Revealing the botanical composition of honey and the environment it is produced in is essential for ensuring food safety, quality control, and biodiversity monitoring. Such information also supports sustainable agricultural management and enhances our understanding of plant–pollinator interactions. This study aimed to simultaneously characterize plant communities from honey, airborne particles, and pollen using an integrated DNA metabarcoding approach.
Samples were collected from a total of 13 fields over a period of 6 months and analyzed using high-throughput sequencing of plant DNA. Taxonomic identifications were conducted using reference databases, enabling direct comparison of plant assemblages among the sample types.

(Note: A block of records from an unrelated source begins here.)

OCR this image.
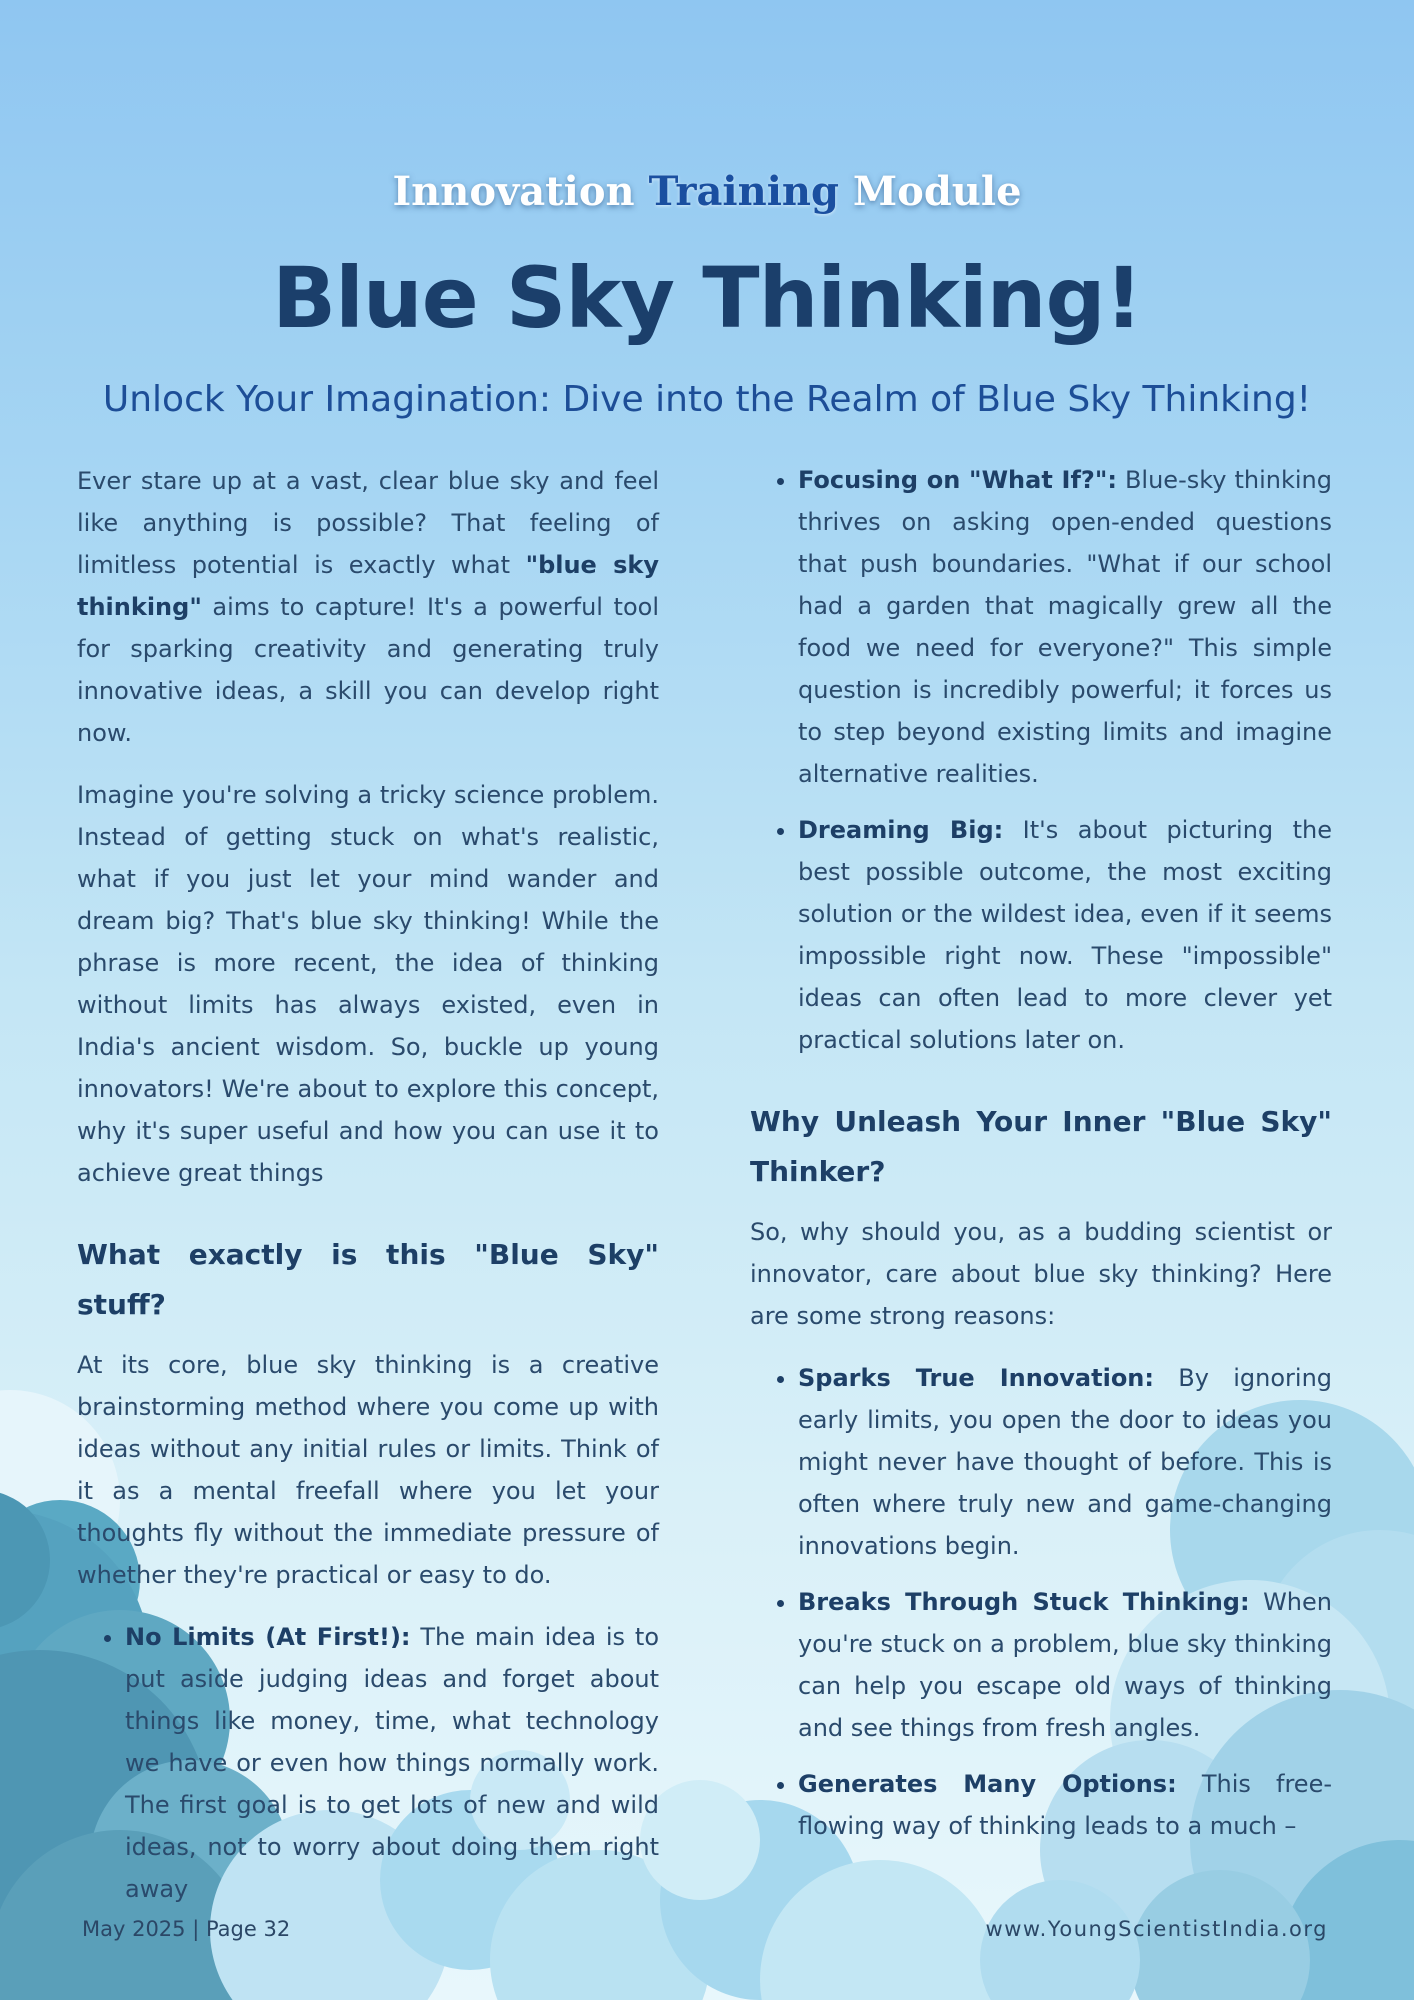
Innovation Training Module
Blue Sky Thinking!
Unlock Your Imagination: Dive into the Realm of Blue Sky Thinking!

Ever stare up at a vast, clear blue sky and feel like anything is possible? That feeling of limitless potential is exactly what "blue sky thinking" aims to capture! It's a powerful tool for sparking creativity and generating truly innovative ideas, a skill you can develop right now.

Imagine you're solving a tricky science problem. Instead of getting stuck on what's realistic, what if you just let your mind wander and dream big? That's blue sky thinking! While the phrase is more recent, the idea of thinking without limits has always existed, even in India's ancient wisdom. So, buckle up young innovators! We're about to explore this concept, why it's super useful and how you can use it to achieve great things

What exactly is this "Blue Sky" stuff?

At its core, blue sky thinking is a creative brainstorming method where you come up with ideas without any initial rules or limits. Think of it as a mental freefall where you let your thoughts fly without the immediate pressure of whether they're practical or easy to do.

• No Limits (At First!): The main idea is to put aside judging ideas and forget about things like money, time, what technology we have or even how things normally work. The first goal is to get lots of new and wild ideas, not to worry about doing them right away
• Focusing on "What If?": Blue-sky thinking thrives on asking open-ended questions that push boundaries. "What if our school had a garden that magically grew all the food we need for everyone?" This simple question is incredibly powerful; it forces us to step beyond existing limits and imagine alternative realities.
• Dreaming Big: It's about picturing the best possible outcome, the most exciting solution or the wildest idea, even if it seems impossible right now. These "impossible" ideas can often lead to more clever yet practical solutions later on.
Why Unleash Your Inner "Blue Sky" Thinker?

So, why should you, as a budding scientist or innovator, care about blue sky thinking? Here are some strong reasons:

• Sparks True Innovation: By ignoring early limits, you open the door to ideas you might never have thought of before. This is often where truly new and game-changing innovations begin.
• Breaks Through Stuck Thinking: When you're stuck on a problem, blue sky thinking can help you escape old ways of thinking and see things from fresh angles.
• Generates Many Options: This free-flowing way of thinking leads to a much –
May 2025 | Page 32	www.YoungScientistIndia.org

The results indicated that honey reflected a broad range of floral sources visited by bees, while airborne DNA provided complementary insights into the local vegetation and environmental exposure. Pollen data offered finer-resolution information on specific floral interactions. Multivariate analyses (Bray–Curtis dissimilarity and PERMANOVA) revealed significant compositional differences between the sample types, yet common taxa such as Populus nigra, Hedera helix, and Cistus laurifolius were consistently detected across all matrices, highlighting key components of regional biodiversity.
This combined eDNA-based workflow offers a robust and non-invasive tool for tracing the botanical origin of honey and monitoring plant diversity dynamics. Beyond advancing food authenticity verification, the approach holds promise for applications in sustainable agriculture, ecological assessments, and biodiversity conservation.